День за днем в царстве Сталина все больше холодало. Показательные процессы, которые начались в августе, стали знаком перехода от кампании против формализма к чисткам и террору. Многие близкие или сочувствующие Шостаковичу стали исчезать. Переводчица Елена Константиновская, которая вызвала временный разрыв композитора с женой в 1934 году, была арестована и провела какое-то время в тюрьме в 1935 году. Галина Серебрякова, которая видела Шостаковича за сочинением “Леди Макбет”, в следующем году была отправлена в ГУЛАГ, где провела 18 лет. Зять, теща, сестра и дядя Шостаковича оказались в тюрьме. Максим Горький загадочно умер в июне 1936 года. Имя Бухарина много раз упоминалось на августовском процессе – это был знак, что его дни сочтены. Бабель, который был уверен, что “Сумбур вместо музыки” не стоит воспринимать всерьез, обнаружил в 1937 году, что его книги больше не печатают. Ему, как и Мейерхольду, оставалось жить три года.
Самой зловещей была судьба Тухачевского. Несмотря на безукоризненную работу по устранению антибольшевистской оппозиции, которую он проделывал, Сталин видел в Тухачевском опасного врага – слишком независимого, слишком харизматичного. Его арестовали в мае 1937-го, и под пытками он признался в участии в заговоре против Сталина – этого заговора никогда не существовало, а свидетельство о нем было сфабриковано гитлеровской СС. Когда десятилетия спустя текст признания нашли, на нем были видны пятна крови.
Среди деятелей культуры и интеллектуалов, которые были осуждены как “враги народа” в конце 1930-х – Бухарин, Мейерхольд, Мандельштам, Бабель, – Шостакович остался одним из немногих, кто выжил, чтобы рассказать обо всем. Когда членов кружка Тухачевского, включая композитора Николая Жиляева, арестовали, Шостаковичу могло показаться, что система специально уничтожает людей вокруг него. В этом выражалась психологическая элегантность террора: хотя его логика была безличной, даже случайной, он всегда казался направленным против конкретного человека.
В то время как “Правда” выносила вердикт, Шостакович работал над Четвертой симфонией – на тот момент самым амбициозным своим сочинением. В ней чувствуется влияние Густава Малера и особенно – малеровской концепции симфонии как безграничного психологического театра. Больше всего на Четвертую Шостаковича похожа Шестая симфония Малера – такой же воинственный напор начала и долгое страдание в финале. Позже Шостакович соглашался с тем, что Четвертая в некотором смысле была свидетельством сопротивления тому, через что прошел композитор в первые месяцы 1936 года. Он писал Гликману: “Тогда мне помогли молодость и физическая сила.
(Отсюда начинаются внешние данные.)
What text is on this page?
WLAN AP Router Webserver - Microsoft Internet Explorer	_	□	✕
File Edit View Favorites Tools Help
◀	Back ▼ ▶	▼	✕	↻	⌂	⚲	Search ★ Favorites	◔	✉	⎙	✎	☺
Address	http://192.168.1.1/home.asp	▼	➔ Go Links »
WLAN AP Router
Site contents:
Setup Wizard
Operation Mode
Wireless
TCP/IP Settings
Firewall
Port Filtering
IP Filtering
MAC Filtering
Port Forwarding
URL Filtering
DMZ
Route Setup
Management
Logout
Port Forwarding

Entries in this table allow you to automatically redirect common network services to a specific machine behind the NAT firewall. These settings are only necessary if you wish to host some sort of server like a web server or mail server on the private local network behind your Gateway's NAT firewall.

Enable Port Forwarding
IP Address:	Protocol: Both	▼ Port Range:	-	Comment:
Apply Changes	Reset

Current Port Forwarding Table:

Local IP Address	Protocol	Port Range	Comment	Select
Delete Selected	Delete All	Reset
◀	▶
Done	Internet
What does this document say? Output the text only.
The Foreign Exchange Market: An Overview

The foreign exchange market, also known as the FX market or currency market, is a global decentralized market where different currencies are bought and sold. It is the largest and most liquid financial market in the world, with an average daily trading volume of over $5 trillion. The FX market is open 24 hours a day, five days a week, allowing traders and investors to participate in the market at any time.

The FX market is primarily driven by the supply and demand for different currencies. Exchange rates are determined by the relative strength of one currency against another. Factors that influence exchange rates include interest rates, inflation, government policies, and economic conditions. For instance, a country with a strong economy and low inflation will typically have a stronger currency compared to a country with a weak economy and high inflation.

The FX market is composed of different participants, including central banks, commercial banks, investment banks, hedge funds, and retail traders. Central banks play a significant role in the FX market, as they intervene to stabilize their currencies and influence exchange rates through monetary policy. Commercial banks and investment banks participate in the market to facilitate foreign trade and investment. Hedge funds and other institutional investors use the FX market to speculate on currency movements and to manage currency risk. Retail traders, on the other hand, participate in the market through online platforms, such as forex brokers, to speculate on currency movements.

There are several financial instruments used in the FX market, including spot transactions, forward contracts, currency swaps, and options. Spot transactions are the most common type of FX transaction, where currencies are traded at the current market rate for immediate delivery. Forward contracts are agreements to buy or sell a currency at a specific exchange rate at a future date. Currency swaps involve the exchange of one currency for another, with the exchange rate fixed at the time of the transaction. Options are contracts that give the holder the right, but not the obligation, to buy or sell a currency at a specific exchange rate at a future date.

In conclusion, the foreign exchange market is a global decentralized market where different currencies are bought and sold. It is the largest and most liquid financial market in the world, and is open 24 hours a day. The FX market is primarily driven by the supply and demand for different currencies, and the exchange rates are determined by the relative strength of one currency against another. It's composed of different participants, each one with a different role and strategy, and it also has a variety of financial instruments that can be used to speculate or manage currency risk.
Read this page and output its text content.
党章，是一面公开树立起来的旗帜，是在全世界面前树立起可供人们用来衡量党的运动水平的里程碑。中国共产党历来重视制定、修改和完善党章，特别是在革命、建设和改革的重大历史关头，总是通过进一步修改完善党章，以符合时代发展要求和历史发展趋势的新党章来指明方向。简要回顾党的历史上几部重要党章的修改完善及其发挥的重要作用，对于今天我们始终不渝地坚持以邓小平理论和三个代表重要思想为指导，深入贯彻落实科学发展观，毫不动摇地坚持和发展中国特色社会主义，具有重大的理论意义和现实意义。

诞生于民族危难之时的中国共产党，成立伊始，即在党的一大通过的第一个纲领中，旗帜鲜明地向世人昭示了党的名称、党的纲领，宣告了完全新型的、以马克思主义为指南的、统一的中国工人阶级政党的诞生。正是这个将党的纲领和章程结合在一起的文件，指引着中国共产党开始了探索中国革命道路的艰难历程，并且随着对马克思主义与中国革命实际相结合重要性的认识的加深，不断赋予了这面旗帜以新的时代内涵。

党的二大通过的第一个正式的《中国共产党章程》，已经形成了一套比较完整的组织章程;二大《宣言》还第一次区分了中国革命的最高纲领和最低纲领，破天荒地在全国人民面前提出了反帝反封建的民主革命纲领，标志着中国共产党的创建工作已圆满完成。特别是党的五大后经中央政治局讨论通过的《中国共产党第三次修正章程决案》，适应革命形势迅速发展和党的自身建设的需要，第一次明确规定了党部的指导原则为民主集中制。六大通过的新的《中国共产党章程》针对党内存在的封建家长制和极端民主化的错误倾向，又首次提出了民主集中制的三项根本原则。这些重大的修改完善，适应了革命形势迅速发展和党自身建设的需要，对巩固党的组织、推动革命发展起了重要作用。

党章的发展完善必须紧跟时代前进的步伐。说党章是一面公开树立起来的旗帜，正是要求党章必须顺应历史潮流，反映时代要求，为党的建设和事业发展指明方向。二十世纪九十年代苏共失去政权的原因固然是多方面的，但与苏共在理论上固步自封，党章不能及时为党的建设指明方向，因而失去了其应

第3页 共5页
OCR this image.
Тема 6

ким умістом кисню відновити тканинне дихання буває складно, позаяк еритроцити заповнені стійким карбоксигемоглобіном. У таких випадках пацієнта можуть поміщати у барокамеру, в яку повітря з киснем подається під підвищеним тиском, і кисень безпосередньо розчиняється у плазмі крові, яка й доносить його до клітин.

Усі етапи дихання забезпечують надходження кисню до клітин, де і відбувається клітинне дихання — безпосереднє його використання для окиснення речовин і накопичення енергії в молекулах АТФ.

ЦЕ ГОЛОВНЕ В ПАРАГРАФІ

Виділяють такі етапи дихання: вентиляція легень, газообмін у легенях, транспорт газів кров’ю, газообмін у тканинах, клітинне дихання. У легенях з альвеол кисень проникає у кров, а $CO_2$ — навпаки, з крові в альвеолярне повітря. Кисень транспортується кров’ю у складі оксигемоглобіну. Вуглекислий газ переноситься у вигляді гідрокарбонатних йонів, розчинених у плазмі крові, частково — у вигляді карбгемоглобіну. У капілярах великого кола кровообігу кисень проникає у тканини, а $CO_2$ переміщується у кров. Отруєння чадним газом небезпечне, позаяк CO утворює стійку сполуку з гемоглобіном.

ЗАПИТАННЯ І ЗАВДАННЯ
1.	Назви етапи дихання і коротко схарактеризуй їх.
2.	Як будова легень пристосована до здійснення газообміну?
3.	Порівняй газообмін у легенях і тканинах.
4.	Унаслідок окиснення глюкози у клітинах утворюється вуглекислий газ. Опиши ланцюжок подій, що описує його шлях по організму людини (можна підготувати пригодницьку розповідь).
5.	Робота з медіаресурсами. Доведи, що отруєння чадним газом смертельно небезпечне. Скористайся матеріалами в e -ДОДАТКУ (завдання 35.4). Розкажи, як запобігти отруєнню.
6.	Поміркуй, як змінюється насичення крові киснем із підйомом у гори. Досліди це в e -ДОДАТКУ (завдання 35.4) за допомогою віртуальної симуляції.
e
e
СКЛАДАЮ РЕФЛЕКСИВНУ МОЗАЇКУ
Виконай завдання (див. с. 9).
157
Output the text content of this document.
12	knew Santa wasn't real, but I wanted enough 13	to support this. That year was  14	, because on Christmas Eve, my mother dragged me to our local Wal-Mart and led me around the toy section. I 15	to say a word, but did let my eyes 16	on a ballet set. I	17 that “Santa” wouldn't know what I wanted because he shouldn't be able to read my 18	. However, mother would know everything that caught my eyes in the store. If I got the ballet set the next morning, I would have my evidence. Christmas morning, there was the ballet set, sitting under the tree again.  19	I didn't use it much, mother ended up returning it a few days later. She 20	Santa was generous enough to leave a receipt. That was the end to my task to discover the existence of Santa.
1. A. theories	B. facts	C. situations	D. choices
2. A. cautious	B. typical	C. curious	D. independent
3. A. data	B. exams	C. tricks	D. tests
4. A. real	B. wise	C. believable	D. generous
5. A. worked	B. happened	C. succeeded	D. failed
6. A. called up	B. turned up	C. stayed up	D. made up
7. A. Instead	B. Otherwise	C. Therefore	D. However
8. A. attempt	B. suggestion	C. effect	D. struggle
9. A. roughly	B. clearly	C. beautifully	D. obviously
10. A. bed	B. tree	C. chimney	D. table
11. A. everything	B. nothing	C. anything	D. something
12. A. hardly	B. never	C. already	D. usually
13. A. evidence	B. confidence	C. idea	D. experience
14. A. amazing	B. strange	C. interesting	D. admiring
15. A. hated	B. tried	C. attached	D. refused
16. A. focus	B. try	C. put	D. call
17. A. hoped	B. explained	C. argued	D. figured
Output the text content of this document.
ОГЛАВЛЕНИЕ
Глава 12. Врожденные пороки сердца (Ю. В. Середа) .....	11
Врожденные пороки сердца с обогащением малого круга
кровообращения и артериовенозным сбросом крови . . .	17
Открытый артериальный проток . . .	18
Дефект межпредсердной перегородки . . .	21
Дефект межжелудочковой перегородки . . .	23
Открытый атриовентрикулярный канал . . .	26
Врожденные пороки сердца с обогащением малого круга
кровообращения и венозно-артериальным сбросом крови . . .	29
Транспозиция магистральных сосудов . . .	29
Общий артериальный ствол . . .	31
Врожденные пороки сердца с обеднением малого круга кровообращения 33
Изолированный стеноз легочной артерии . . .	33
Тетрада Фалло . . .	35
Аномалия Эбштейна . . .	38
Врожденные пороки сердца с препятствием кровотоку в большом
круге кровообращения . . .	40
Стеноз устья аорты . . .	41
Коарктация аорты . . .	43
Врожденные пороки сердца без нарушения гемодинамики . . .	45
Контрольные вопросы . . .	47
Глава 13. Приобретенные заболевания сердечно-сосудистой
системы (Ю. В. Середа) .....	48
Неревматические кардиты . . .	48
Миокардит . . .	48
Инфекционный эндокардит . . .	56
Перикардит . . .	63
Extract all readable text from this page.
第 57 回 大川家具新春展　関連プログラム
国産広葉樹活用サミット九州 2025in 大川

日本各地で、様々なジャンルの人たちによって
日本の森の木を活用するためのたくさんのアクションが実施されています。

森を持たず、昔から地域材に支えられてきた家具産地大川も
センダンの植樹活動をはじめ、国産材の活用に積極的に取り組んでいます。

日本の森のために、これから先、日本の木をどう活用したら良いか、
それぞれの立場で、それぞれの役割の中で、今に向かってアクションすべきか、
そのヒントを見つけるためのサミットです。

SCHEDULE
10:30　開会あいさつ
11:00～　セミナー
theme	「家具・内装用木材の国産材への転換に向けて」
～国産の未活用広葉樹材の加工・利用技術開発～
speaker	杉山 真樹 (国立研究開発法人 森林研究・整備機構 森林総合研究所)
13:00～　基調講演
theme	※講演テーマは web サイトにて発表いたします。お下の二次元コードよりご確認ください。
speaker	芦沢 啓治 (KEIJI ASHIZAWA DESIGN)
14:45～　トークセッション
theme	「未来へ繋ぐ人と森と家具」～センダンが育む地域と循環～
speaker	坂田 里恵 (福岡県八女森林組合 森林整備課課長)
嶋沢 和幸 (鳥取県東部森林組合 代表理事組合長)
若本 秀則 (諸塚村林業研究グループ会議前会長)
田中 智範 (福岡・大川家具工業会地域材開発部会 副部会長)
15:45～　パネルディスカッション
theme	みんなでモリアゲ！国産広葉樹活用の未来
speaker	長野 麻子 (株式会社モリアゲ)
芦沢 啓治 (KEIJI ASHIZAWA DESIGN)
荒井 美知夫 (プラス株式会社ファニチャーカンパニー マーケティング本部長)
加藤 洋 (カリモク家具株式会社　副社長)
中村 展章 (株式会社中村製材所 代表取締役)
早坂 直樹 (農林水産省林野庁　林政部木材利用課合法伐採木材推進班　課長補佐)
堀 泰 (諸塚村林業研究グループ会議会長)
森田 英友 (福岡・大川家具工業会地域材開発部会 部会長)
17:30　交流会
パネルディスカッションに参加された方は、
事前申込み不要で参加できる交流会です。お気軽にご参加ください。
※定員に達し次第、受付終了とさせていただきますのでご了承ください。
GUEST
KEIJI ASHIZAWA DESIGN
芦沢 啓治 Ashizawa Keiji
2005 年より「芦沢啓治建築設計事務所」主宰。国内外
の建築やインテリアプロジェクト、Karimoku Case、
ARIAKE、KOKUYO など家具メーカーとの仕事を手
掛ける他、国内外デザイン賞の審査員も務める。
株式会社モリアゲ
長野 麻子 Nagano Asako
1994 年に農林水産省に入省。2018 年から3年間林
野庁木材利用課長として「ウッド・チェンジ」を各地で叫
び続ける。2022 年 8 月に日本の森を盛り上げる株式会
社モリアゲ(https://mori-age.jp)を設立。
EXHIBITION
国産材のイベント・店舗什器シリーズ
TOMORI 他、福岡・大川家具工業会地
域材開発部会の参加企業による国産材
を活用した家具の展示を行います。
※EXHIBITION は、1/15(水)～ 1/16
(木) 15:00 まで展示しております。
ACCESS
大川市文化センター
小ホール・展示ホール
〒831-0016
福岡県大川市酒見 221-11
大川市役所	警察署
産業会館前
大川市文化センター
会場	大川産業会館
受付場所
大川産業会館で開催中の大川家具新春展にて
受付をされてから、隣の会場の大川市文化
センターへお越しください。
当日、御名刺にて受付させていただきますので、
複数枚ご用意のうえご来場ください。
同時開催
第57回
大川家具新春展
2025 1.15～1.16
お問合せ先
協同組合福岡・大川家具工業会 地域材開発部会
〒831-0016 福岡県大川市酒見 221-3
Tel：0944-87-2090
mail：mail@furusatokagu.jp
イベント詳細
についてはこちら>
Вместо покаяния я писал Четвертую симфонию”.
Но хронология противоречит этому утверждению: к моменту публикации статьи Шостакович закончил две из трех частей симфонии. Как указывает музыковед Полин Фэркло, симфония в значительной степени может восприниматься как энергичное воплощение социалистического реализма по Бухарину – “борьбы конфликтующих тенденций”. Написанная для монструозного оркестра из 130 инструментов, симфония начинается с указания на индустриальную мощь: фаланга из пятнадцати высоких духовых шагает в ногу, строится эскадрон из восьми валторн, остинато низких духовых и струнных стучит поршнем. Советский слушатель 1936 года, если бы симфония была исполнена, мог бы вообразить строителей ДнепроГЭС, колхозных бригадиров или перевыполняющих план стахановцев.
Мощь начала побеждают бухаринские “колебания” и “крушения”. Первая тема теряет импульс в протяженных пассажах. Вторая – медленная, вялая, шаткая линия фагота, появляясь то тут, то там, демонстрирует неубедительный героизм, уносится обрывочными фрагментами и пропадает в “отщепенской” версии первой у духовых. Начинаются странности вроде сумасбродной фуги и кричащего двенадцатинотного аккорда.